Читать книгу: «Эрик Булатов рассказывает. Мемуары художника», страница 2
Коммунальная квартира
Довольно скоро нам освободили жилплощадь, и мы смогли жить уже в своей квартире в отдельной комнате, а со временем и остальные комнаты вернули. Эвакуированные из Ленинграда разъехались, а постоянные жильцы этой квартиры оставались, они никуда не делись. Самую большую комнату занимала семья бывшего слесаря Харитона Байковского. Он совершенно спился, за это его выгнали с работы. Харитон любил прихвастнуть: «Я слесарь первого разряда!» – или пятого, может быть, не помню, в общем, какого-то самого высокого. Харитон был не злой человек, но законченный пьяница. И они с женой, интеллигентно выражаясь, выясняли отношения, а реально по-настоящему дрались. У Байковских было два сына: Марат и Жан, названные в честь героев Французской революции. Из Марата в дальнейшем вырос бандит, а Жан стал мелким воришкой. Нас они особенно не трогали.

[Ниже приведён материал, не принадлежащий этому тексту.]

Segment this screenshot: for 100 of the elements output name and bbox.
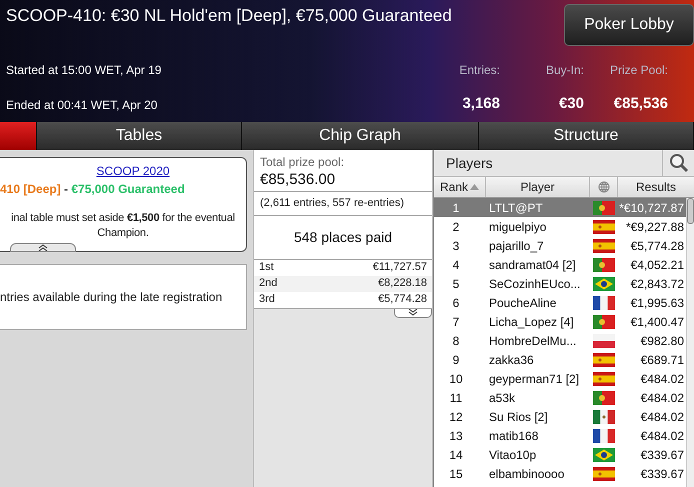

Однажды, правда, я чуть не убил этого Жана. Байковские, что называется, владели общей кухней и обедали там, заняв половину площади. Мы не возражали, потому что у них была одна комната на четверых. А у нас получалось три комнаты. Неловко выходило. И вот один раз Жан меня довел до бешенства. Дразнил, придирался. Я схватил тяжелый утюг и запустил в него. Если бы попал, убил бы, конечно. Утюг пролетел прямо над самым ухом мальчишки, но он увернулся и так испугался, что больше никогда ко мне не лез. В целом мы более или менее жили мирно. А слесарь Байковский любил пофилософствовать, порассуждать, например, об искусстве. Ему не нравились радиопередачи, и он говорил: «Все-таки художник – это гораздо лучше, чем композитор. Художник рисует корову: так уж, будьте любезны, четыре ноги, хвост, все как на самом деле. Без обмана. А то, понимаешь, передают целый вечер из Большого театра не пойми что, а потом говорят: «Снегу-у-урочка». Харитону, конечно, было невдомек, что существует абстрактное художественное изображение. Искусство людей интересовало только в связи с выходом разных партийных постановлений и по поводу музыки, и по поводу живописи. Правда, живопись разгромили раньше. А разбирались в то время в основном с музыкой, громили композитора Дмитрия Шостаковича.
Школа
Когда мы вернулись из эвакуации, то не знали, что в Москве есть специальная художественная школа. Меня отдали в обычную среднюю школу, но мне там не нравилось, и каждый год меня забирали и переводили в другую. Кстати, я стал хуже рисовать, потому что копировал уличные плакаты «Бей немцев», где героические военные бросали гранаты и стреляли. А еще я рисовал портреты наших великих полководцев: Суворова, Кутузова, Александра Невского. Я их копировал, срисовывал. Мне казалось, что это гораздо лучше, чем то, что я умею. И в результате вот эту безликую манеру я осваивал с удовольствием.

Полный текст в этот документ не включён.